Black Friday bonding
Friend of Murketing John Sellers, apparently on holiday in Michigan, posts this:
In other news, I survived Black Friday. I’m not sure if Black Friday is the same in other parts of the country, but here in G.R. there is folly, folly everywhere. It was reported that more than 2,000 people were waiting outside the Best Buy here before it opened yesterday morning at 5 a.m., and that dozens of them had been in line since the previous afternoon. In temperatures that dipped below the freezing point.
From The Grand Rapids Press:
S—-r B———x, 31, of Lake Odessa, joined the line at 3:30 p.m.
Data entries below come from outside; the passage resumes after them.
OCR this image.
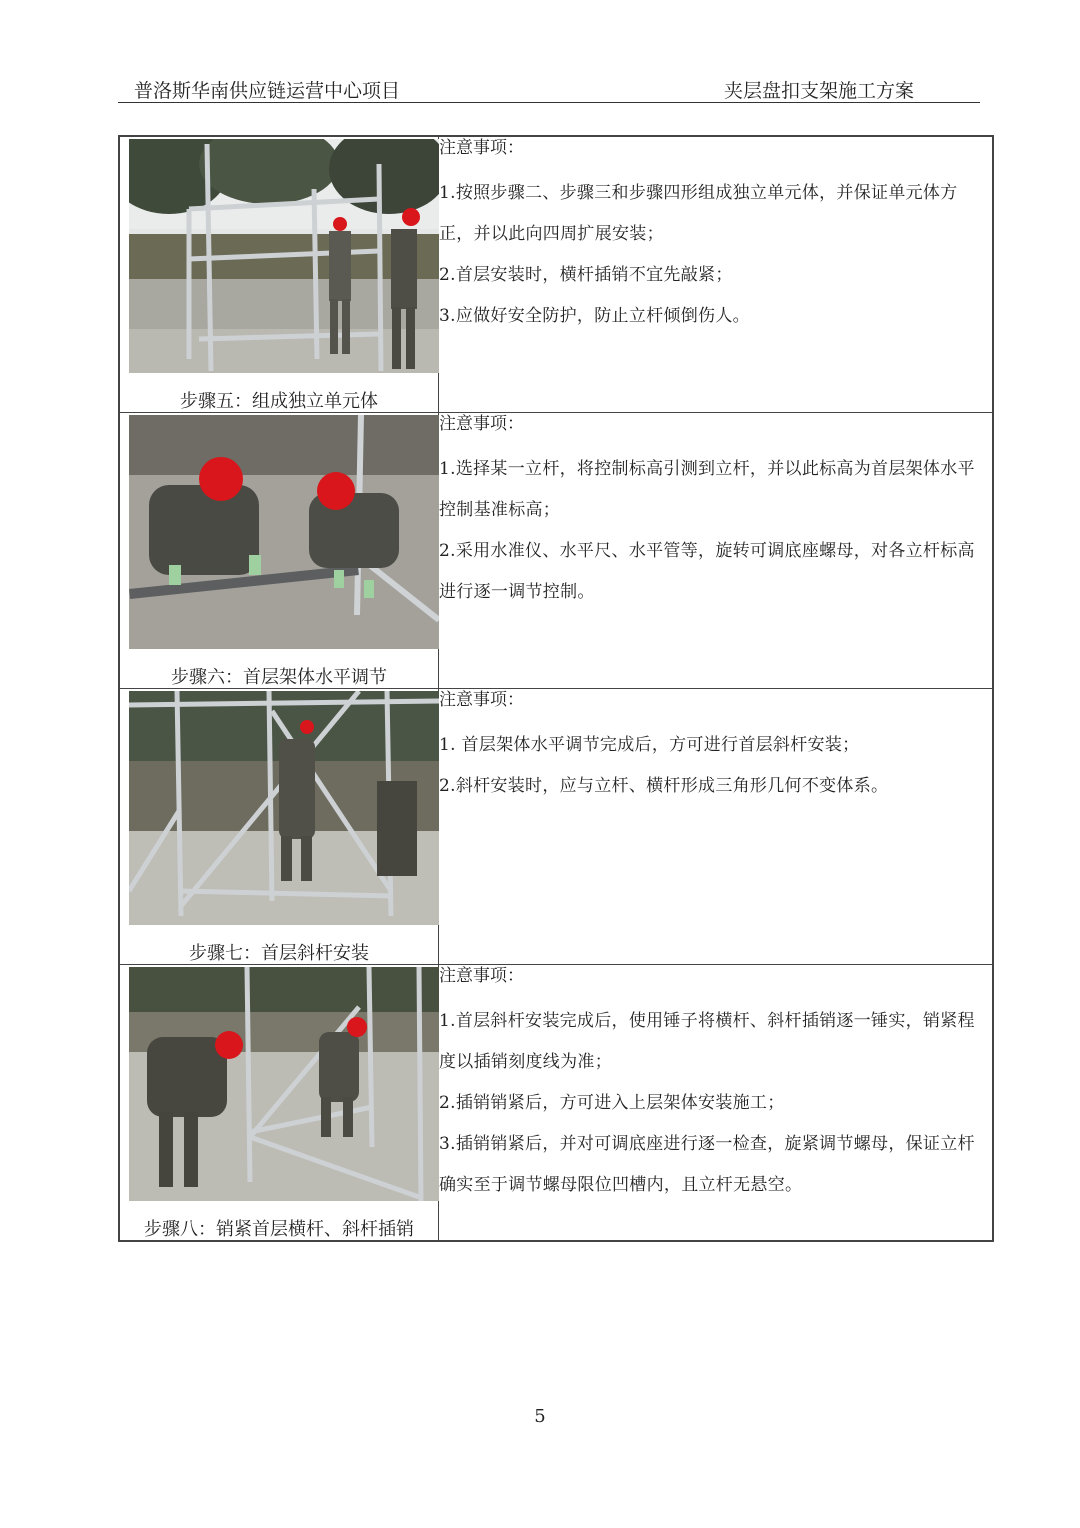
普洛斯华南供应链运营中心项目	夹层盘扣支架施工方案
步骤五：组成独立单元体	注意事项：
1.按照步骤二、步骤三和步骤四形组成独立单元体，并保证单元体方正，并以此向四周扩展安装；
2.首层安装时，横杆插销不宜先敲紧；
3.应做好安全防护，防止立杆倾倒伤人。

步骤六：首层架体水平调节	注意事项：
1.选择某一立杆，将控制标高引测到立杆，并以此标高为首层架体水平控制基准标高；
2.采用水准仪、水平尺、水平管等，旋转可调底座螺母，对各立杆标高进行逐一调节控制。

步骤七：首层斜杆安装	注意事项：
1. 首层架体水平调节完成后，方可进行首层斜杆安装；
2.斜杆安装时，应与立杆、横杆形成三角形几何不变体系。

步骤八：销紧首层横杆、斜杆插销	注意事项：
1.首层斜杆安装完成后，使用锤子将横杆、斜杆插销逐一锤实，销紧程度以插销刻度线为准；
2.插销销紧后，方可进入上层架体安装施工；
3.插销销紧后，并对可调底座进行逐一检查，旋紧调节螺母，保证立杆确实至于调节螺母限位凹槽内，且立杆无悬空。
5
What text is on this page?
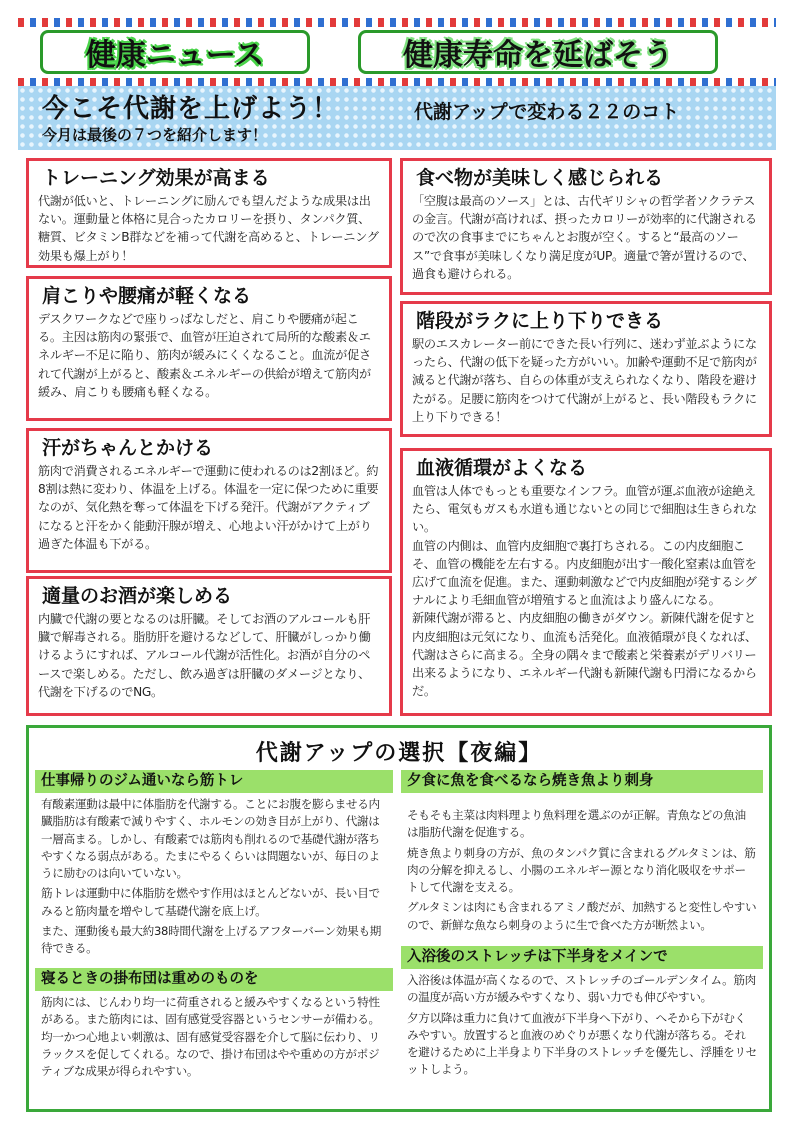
健康ニュース	健康寿命を延ばそう
今こそ代謝を上げよう！
今月は最後の７つを紹介します！
代謝アップで変わる２２のコト
トレーニング効果が高まる

代謝が低いと、トレーニングに励んでも望んだような成果は出ない。運動量と体格に見合ったカロリーを摂り、タンパク質、糖質、ビタミンB群などを補って代謝を高めると、トレーニング効果も爆上がり！

肩こりや腰痛が軽くなる

デスクワークなどで座りっぱなしだと、肩こりや腰痛が起こる。主因は筋肉の緊張で、血管が圧迫されて局所的な酸素＆エネルギー不足に陥り、筋肉が緩みにくくなること。血流が促されて代謝が上がると、酸素＆エネルギーの供給が増えて筋肉が緩み、肩こりも腰痛も軽くなる。

汗がちゃんとかける

筋肉で消費されるエネルギーで運動に使われるのは2割ほど。約8割は熱に変わり、体温を上げる。体温を一定に保つために重要なのが、気化熱を奪って体温を下げる発汗。代謝がアクティブになると汗をかく能動汗腺が増え、心地よい汗がかけて上がり過ぎた体温も下がる。

適量のお酒が楽しめる

内臓で代謝の要となるのは肝臓。そしてお酒のアルコールも肝臓で解毒される。脂肪肝を避けるなどして、肝臓がしっかり働けるようにすれば、アルコール代謝が活性化。お酒が自分のペースで楽しめる。ただし、飲み過ぎは肝臓のダメージとなり、代謝を下げるのでNG。

食べ物が美味しく感じられる

「空腹は最高のソース」とは、古代ギリシャの哲学者ソクラテスの金言。代謝が高ければ、摂ったカロリーが効率的に代謝されるので次の食事までにちゃんとお腹が空く。すると“最高のソース”で食事が美味しくなり満足度がUP。適量で箸が置けるので、過食も避けられる。

階段がラクに上り下りできる

駅のエスカレーター前にできた長い行列に、迷わず並ぶようになったら、代謝の低下を疑った方がいい。加齢や運動不足で筋肉が減ると代謝が落ち、自らの体重が支えられなくなり、階段を避けたがる。足腰に筋肉をつけて代謝が上がると、長い階段もラクに上り下りできる！

血液循環がよくなる

血管は人体でもっとも重要なインフラ。血管が運ぶ血液が途絶えたら、電気もガスも水道も通じないとの同じで細胞は生きられない。

血管の内側は、血管内皮細胞で裏打ちされる。この内皮細胞こそ、血管の機能を左右する。内皮細胞が出す一酸化窒素は血管を広げて血流を促進。また、運動刺激などで内皮細胞が発するシグナルにより毛細血管が増殖すると血流はより盛んになる。

新陳代謝が滞ると、内皮細胞の働きがダウン。新陳代謝を促すと内皮細胞は元気になり、血流も活発化。血液循環が良くなれば、代謝はさらに高まる。全身の隅々まで酸素と栄養素がデリバリー出来るようになり、エネルギー代謝も新陳代謝も円滑になるからだ。

代謝アップの選択【夜編】
仕事帰りのジム通いなら筋トレ

有酸素運動は最中に体脂肪を代謝する。ことにお腹を膨らませる内臓脂肪は有酸素で減りやすく、ホルモンの効き目が上がり、代謝は一層高まる。しかし、有酸素では筋肉も削れるので基礎代謝が落ちやすくなる弱点がある。たまにやるくらいは問題ないが、毎日のように励むのは向いていない。

筋トレは運動中に体脂肪を燃やす作用はほとんどないが、長い目でみると筋肉量を増やして基礎代謝を底上げ。

また、運動後も最大約38時間代謝を上げるアフターバーン効果も期待できる。

寝るときの掛布団は重めのものを

筋肉には、じんわり均一に荷重されると緩みやすくなるという特性がある。また筋肉には、固有感覚受容器というセンサーが備わる。均一かつ心地よい刺激は、固有感覚受容器を介して脳に伝わり、リラックスを促してくれる。なので、掛け布団はやや重めの方がポジティブな成果が得られやすい。

夕食に魚を食べるなら焼き魚より刺身

そもそも主菜は肉料理より魚料理を選ぶのが正解。青魚などの魚油は脂肪代謝を促進する。

焼き魚より刺身の方が、魚のタンパク質に含まれるグルタミンは、筋肉の分解を抑えるし、小腸のエネルギー源となり消化吸収をサポートして代謝を支える。

グルタミンは肉にも含まれるアミノ酸だが、加熱すると変性しやすいので、新鮮な魚なら刺身のように生で食べた方が断然よい。

入浴後のストレッチは下半身をメインで

入浴後は体温が高くなるので、ストレッチのゴールデンタイム。筋肉の温度が高い方が緩みやすくなり、弱い力でも伸びやすい。

夕方以降は重力に負けて血液が下半身へ下がり、へそから下がむくみやすい。放置すると血液のめぐりが悪くなり代謝が落ちる。それを避けるために上半身より下半身のストレッチを優先し、浮腫をリセットしよう。
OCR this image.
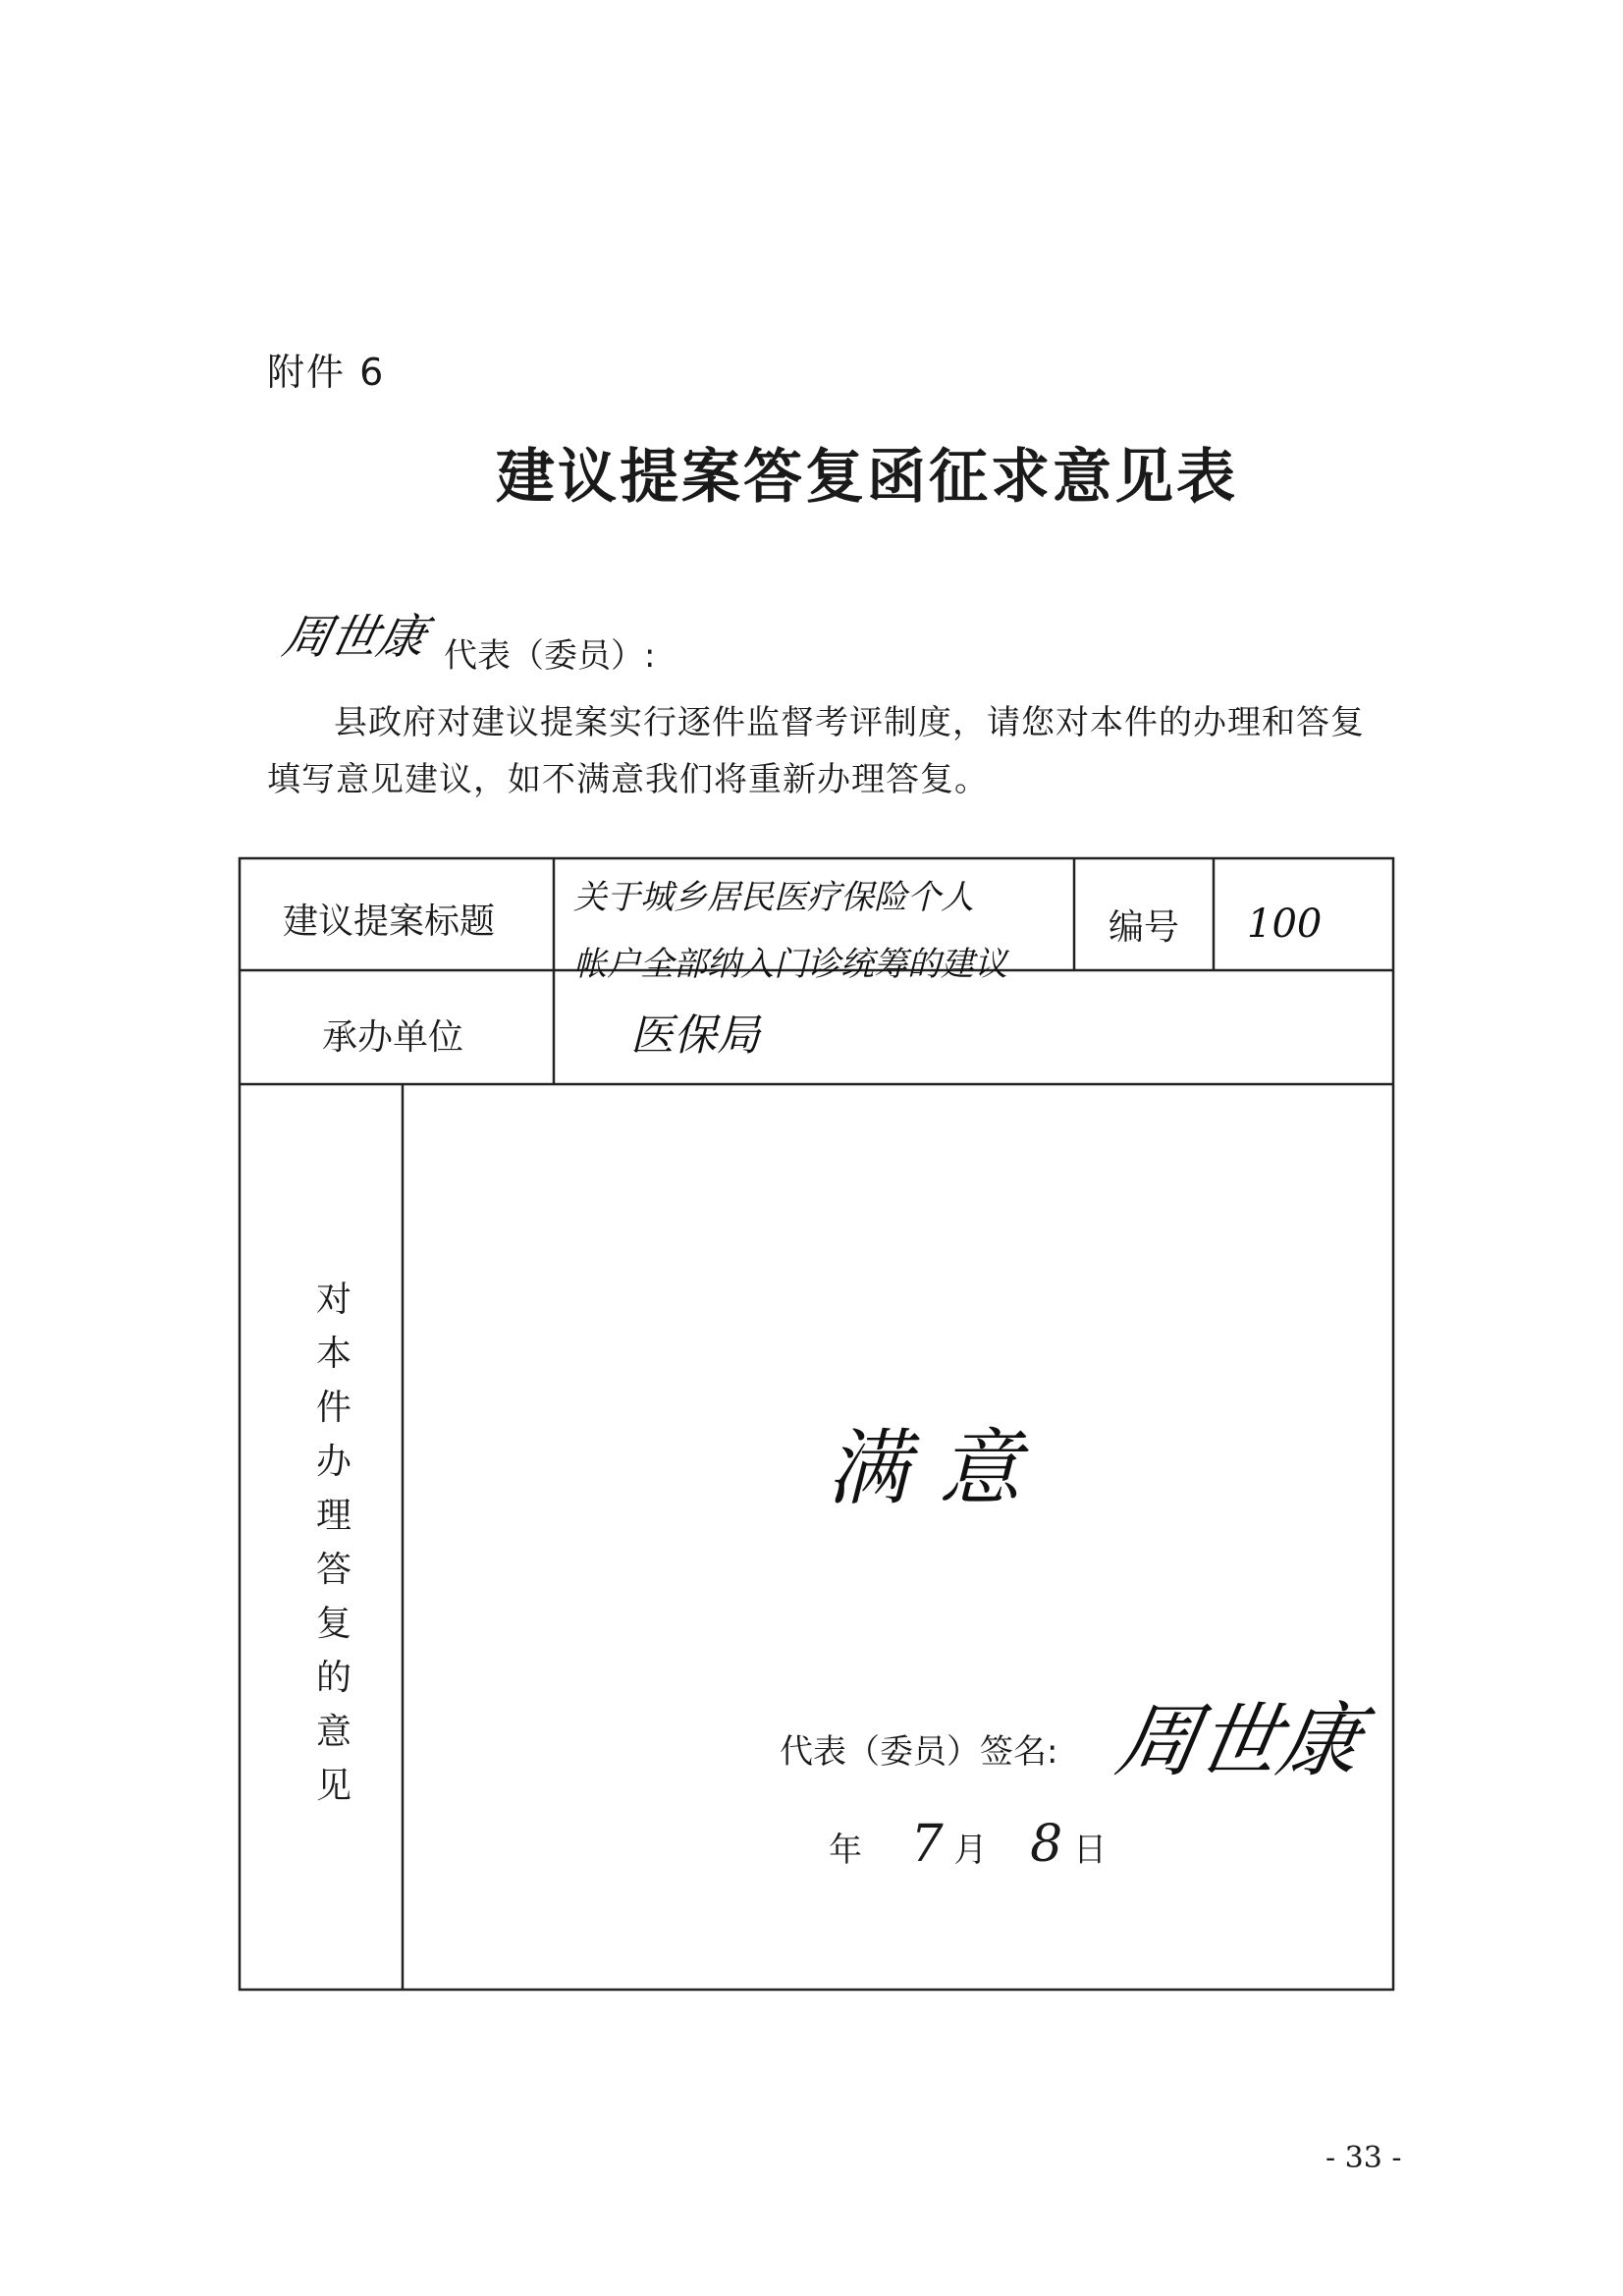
附件 6
建议提案答复函征求意见表
周世康 代表（委员）:
县政府对建议提案实行逐件监督考评制度，请您对本件的办理和答复
填写意见建议，如不满意我们将重新办理答复。
建议提案标题
关于城乡居民医疗保险个人
帐户全部纳入门诊统筹的建议
编号 100
承办单位	医保局
对本件办理答复的意见
满意
代表（委员）签名: 周世康
年 7 月 8 日
- 33 -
Thursday to get her hands on a Sony laptop, case and printer half-price at $499.99. Her 13 1/2-hour wait was ameliorated by the kindness of strangers in line who shared their tent and heater.
“It was just to be able to get the laptops and be with everybody, and we made some new friends,” B———x said.
Mr. Sellers concludes: “I just don’t understand this country anymore.”
The local news here in Savannah featured very similar reports. I listened in amazement to a guy who showed up with his family at 3 p.m. on Thanksgiving day to wait in the Best Buy parking lot for the store to open the next morning. He was something like 25th in line.
He said he enjoyed it, did the same thing last year — that it’s a great way to spend a lot of time with his kids, away from the TV and the Internet. (Earlier he’d mentioned that they were actually hoping to buy some more computers on special.)
A subsequent report on Saturday shopping included an interview with a man who said he and his family had spent 12 or 13 hours in the mall on Friday, and figured Saturday’s expedition would go another 10 hours or so.
Certainly this is all better than last year’s retail mayhem. But it is a little confusing. Is a big box parking lot the best place we have left for family bonding? And how does one go about finding a way to burn 20+ hours in a mall? I don’t think I could do that on a bet. Given all the gloomy economic news, you’d think shoppers would be approaching the season with grim determination, not upbeat tales of making new friends with fellow consumers.
Maybe what this is what Black Friday is really all about now, one of the last occasions for public gathering in a fragmented era, doing the one thing that unites the American masses — shopping as a way to, as the Grand Rapids shopper quoted above put it, “be with everybody.”